Let's get started ...
This package can be found on packagist and is best loaded using composer. We support php 5.0, 7.0. The recommended way to install Php-Html-Parser is through Composer.
composer.phar
"require": {
"seosazi/php-html-parser": "^1.0"
}
or
composer require seosazi/php-html-parser
Using this class is simple and it is enough to put your page address to get different information of it. The following example is a very simplistic usage of the package.
// Assuming you installed from Composer:
use PHPHtmlParser\Crawl\WebPageProcessor;
require_once '/vendor/autoload.php';
$data = WebPageProcessor::onePageProcessed('https://www.your-website.com');
var_dump($data->getH1Tag());//get array of H1 tag
var_dump($data->getExternalLinks());//get array of all external link (Url class)

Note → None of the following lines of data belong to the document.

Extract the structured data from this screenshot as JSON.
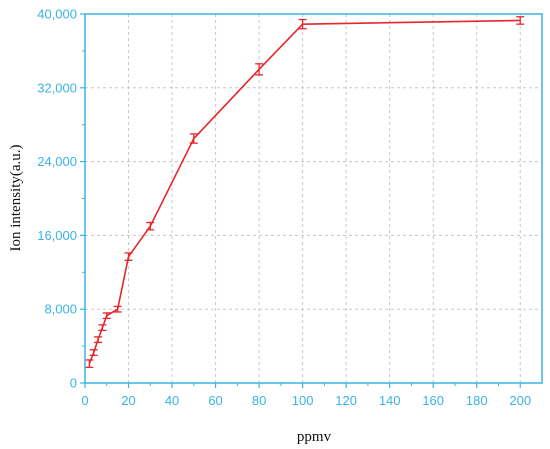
{
  "chart_data": {
    "type": "line",
    "title": "",
    "xlabel": "ppmv",
    "ylabel": "Ion intensity(a.u.)",
    "xlim": [
      0,
      210
    ],
    "ylim": [
      0,
      40000
    ],
    "xticks": [
      0,
      20,
      40,
      60,
      80,
      100,
      120,
      140,
      160,
      180,
      200
    ],
    "yticks": [
      0,
      8000,
      16000,
      24000,
      32000,
      40000
    ],
    "xtick_labels": [
      "0",
      "20",
      "40",
      "60",
      "80",
      "100",
      "120",
      "140",
      "160",
      "180",
      "200"
    ],
    "ytick_labels": [
      "0",
      "8,000",
      "16,000",
      "24,000",
      "32,000",
      "40,000"
    ],
    "grid": true,
    "legend": "none",
    "series": [
      {
        "x": [
          2,
          4,
          6,
          8,
          10,
          15,
          20,
          30,
          50,
          80,
          100,
          200
        ],
        "y": [
          2100,
          3300,
          4700,
          6000,
          7300,
          8000,
          13700,
          17000,
          26500,
          34000,
          38900,
          39300
        ],
        "error": [
          400,
          300,
          300,
          300,
          300,
          300,
          400,
          400,
          500,
          600,
          500,
          400
        ],
        "color": "#e8262a"
      }
    ],
    "colors": {
      "axis": "#3ab4e6",
      "tick_text": "#3ab4e6",
      "grid": "#c8c8c8",
      "line": "#e8262a"
    }
  }
}
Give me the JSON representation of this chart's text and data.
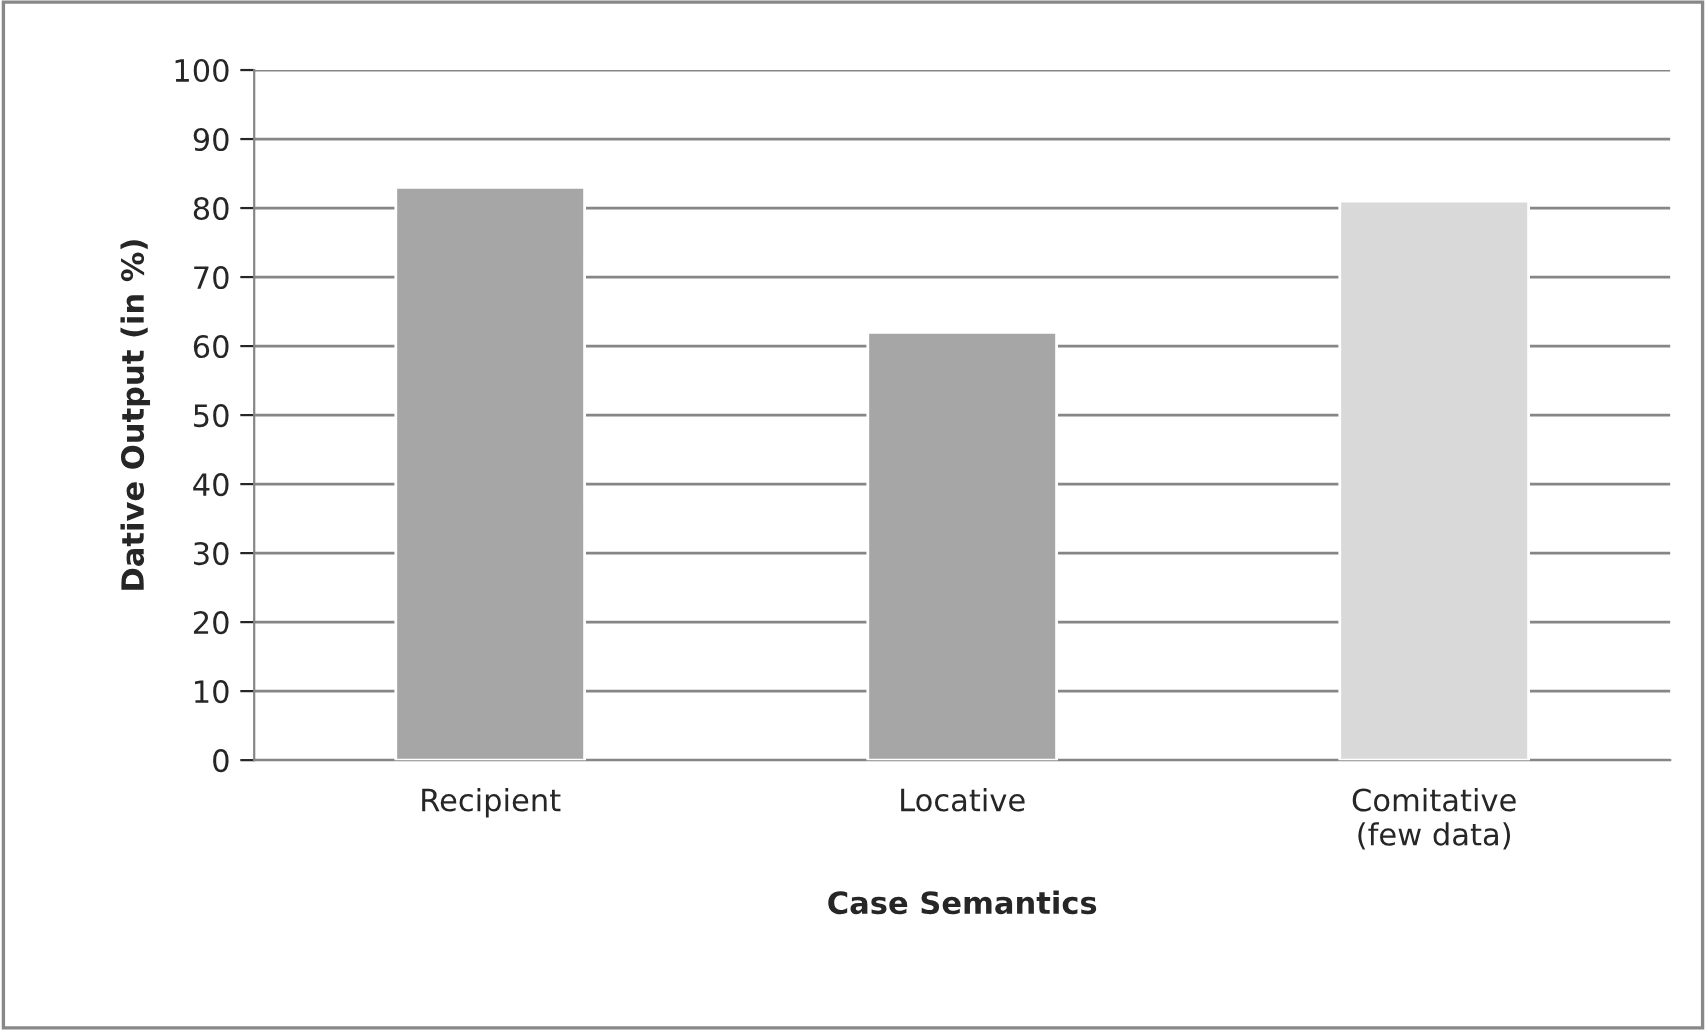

var_dump($data->getImageAlt());//get array of all image address and alt tag of them
var_dump($data->getHeader());//get array of header parameters
Parameter | Description |
---|---|
getUrlInfo | Get information about your Url, for example home address, last url after possible redirects and first url |
getHtml | Get page html |
getUrl | Get the url that you entered |
getStatus | Get the status code of your address, if the code is more than 600 it means that this address is inaccessible |
getHeader | Get an array of all header parameters, including Connection, Cache-Control, Set-Cookie, Vary, Content-Type, Transfer-Encoding, Date, Server, Alt-Svc, x-encoded-content-encoding, Keep-Alive, P3P, and so on. |
getUrlBeforeRedirect | Get the url before redirecting |
getRedirect | Get an array of all possible redirects, including header parameter, status code, url |
getBaseTag | Get base tag |
getHeaderContentType | Get url content type |
getBodyText | Get text in body tag |
getTitle | Get page title |
getKeywords | Get the meta keywords tag |
getDescription | Get the meta description tag |
getCanonical | Get a canonical tag |
getPTag | Get an array of all p tag |
getSpanTag | Get an array of all span tag |
getH1Tag | Get an array of all H1 tag |
getH2Tag | Get an array of all H2 tag |
getH3Tag | Get an array of all H3 tag |
getH4Tag | Get an array of all H4 tag |
getH5Tag | Get an array of all H5 tag |
getH6Tag | Get an array of all H6 tag |
getLiElement | Get an array of all Li element |
getImageAlt | Get an array of all image address with alt tag |
getAnchorTag | Get an array of all anchor text |
getLinks | Get an array of all links. for better use of link, the Url class was created for easy use with the url. more information |
getInternalLinks | Get an array of all internal links. for better use of link, the Url class was created for easy use with the url. more information |
getExternalLinks | Get an array of all external links. for better use of link, the Url class was created for easy use with the url. more information |
getEntireData | Get an array of all data |
We created the Url class to increase the quality and speed of using URLs. You can use this very simple.
$data->getUrlInfo()->getUrl();
// if anchor text exists
$data->getUrlInfo()->getAnchorText();
$data->getUrlInfo()->getFabricUrl();
$data->getUrlInfo()->getHomeAddress();
// if parent exists
$data->getUrlInfo()->getParent();
//get all information in array
$data->getUrlInfo()->getUrlInfoArray();